The MSCI World (excluding Australia) Net Total Return Index (AUD) returned 4.0% over the past three months and -12.5% over the year to 31 December 2022.
MSCI World excluding Australia Net Total Return Index (Dec-21 to Dec-22)
Source: MSCI, Bloomberg
The outlook for international equities remains clouded.
On the positive side of the ledger, valuations are more favourable, particularly outside the US with major markets trading at discounts of over 10% to their long-term average price-earnings multiple. Normally such discounts provide attractive opportunities to accumulate equities.
However, there are several counterarguments that give us pause.
First, central banks have shown surprising commitment to combat inflation relative to past hiking cycles. This suggests that rate hikes may continue over the near term until we start to see even larger declines in the annual inflation rate. US inflation has begun decelerating from a recent peak of 9.1% annual growth in July to 7.1% in November. This is well-above the average growth rate prior to the coronavirus pandemic. If the Fed is to be treated credibly there are still more rate hikes in store with a Fed-projected cash rate of 5.1% to 5.4% for 2023 in the US (versus a current range of 4.25% to 4.5%) before declining in 2024. By contrast current market pricing is only suggesting a peak rate of only 4.85% suggesting growing scepticism by investors.
When interest rates are rising this raises the relative value of holding cash versus other assets. It typically drives prices of risk assets lower as investors divert capital to safer options such as cash. Given that backdrop we think there is meaningful risk of further price falls in the near term.
We also harbour concerns that the outlook for slowing economic growth is not adequately reflected in earnings forecasts. The US is still predicted to grow profits approximately 7.5% per annum over the next three years (including 2022). This remains difficult to reconcile with an expected decline in economic growth which typically sees profits fall. If earnings disappoint further, as would seem likely over coming quarters, then the risk of further market weakness in the short term is high.
Lastly the geopolitical environment has been incredibly testing this past year. Uncertainty abounds with the ongoing conflict in Ukraine and volatility in energy prices amongst others.
On balance we believe the case for being underweight global equities continues to be justified with meaningful risk of downgrades to future earnings growth and further derating on the back of rising interest rates.
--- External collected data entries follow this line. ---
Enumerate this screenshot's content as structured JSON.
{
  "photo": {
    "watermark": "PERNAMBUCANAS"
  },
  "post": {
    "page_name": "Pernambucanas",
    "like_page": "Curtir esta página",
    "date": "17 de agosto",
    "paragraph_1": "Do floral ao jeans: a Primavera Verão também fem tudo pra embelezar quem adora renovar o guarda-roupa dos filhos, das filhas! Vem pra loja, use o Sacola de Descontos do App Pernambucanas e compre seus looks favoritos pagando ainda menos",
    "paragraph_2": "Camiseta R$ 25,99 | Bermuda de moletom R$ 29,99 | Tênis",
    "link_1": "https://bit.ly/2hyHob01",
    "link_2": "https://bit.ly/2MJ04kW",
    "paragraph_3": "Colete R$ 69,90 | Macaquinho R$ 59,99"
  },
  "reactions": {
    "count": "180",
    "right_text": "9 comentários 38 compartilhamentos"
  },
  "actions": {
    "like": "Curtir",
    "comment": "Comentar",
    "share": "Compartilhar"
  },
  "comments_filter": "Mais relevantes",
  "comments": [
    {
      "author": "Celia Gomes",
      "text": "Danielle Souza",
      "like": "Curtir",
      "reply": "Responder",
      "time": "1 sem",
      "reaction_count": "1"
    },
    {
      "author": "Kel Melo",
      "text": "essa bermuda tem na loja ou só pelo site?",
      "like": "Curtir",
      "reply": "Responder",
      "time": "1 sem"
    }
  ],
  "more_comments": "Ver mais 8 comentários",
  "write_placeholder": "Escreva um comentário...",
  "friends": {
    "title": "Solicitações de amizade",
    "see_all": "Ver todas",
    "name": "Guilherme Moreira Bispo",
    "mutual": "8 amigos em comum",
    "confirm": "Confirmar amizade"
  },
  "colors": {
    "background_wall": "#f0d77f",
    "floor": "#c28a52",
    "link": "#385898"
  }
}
Accordingly, we maintain our underweight position in global equities.
In the United States, operating earnings for S&P 500 companies are currently expected to rise by 6.2% in 2022, 6.8% in 2023 and 9.5% in 2024. Assuming conventional long-term multiples, we estimate that the United States share market (as measured by the S&P500) is overvalued by 8.8% in the near-term and undervalued by almost 7% in the medium-term.
|2022 calendar year forecast||EPS earnings estimates (US$)||S&P 500 fair value estimate||Upside/(downside) S&P 500 = 3852.4|
|If 10% below||197.6||3161.2||-17.90%|
|If 10% above||241.5||3863.7||0.30%|
|2023 calendar year forecast||EPS earnings estimates (US$)||S&P 500 fair value estimate||Upside/(downside) S&P 500 = 3852.4|
|If 10% below||210.9||3374.5||-12.40%|
|If 10% above||257.8||4124.4||7.10%|
|2024 calendar year forecast||EPS earnings estimates (US$)||S&P 500 fair value estimate||Upside/(downside) S&P 500 = 3852.4|
|If 10% below||231||3696.3||-4.10%|
|If 10% above||282.4||4517.7||17.30%|
Source: Bloomberg consensus estimates for 2022, 2023 and 2024 as of 20 December 2022.Over the quarter we saw a rerating of share prices even as earnings expectations declined. Two factors have been key. First, the deceleration of US inflation and poor macroeconomic data has seen a return to the “bad news is good news” narrative whereby investors are anticipating the Fed to halt or even cut rates sooner than previously anticipated to offset weaker economic growth. Second, the conclusion of China’s “Zero Covid” policy saw a pickup in optimism for emerging markets and resources stocks in anticipation of supportive economic policies and stronger Chinese resource demand consequently.
12-month Forward Price-Earnings Ratios for major markets (Dec-05 to Dec-22)
Recommendation: Maintain underweight.
|Region||Forward PE||15-year Average Forward PE||Potential upside/downside|
|All Country World (ex-US)||12.0x||13.9x||16.00%|
In spite of more attractive valuations, we expect consensus earnings expectations remain overly optimistic and are likely to fall as global growth slows materially given challenges posed by inflation, rising interest rates and coronavirus cases in China. For these reasons we remain underweight.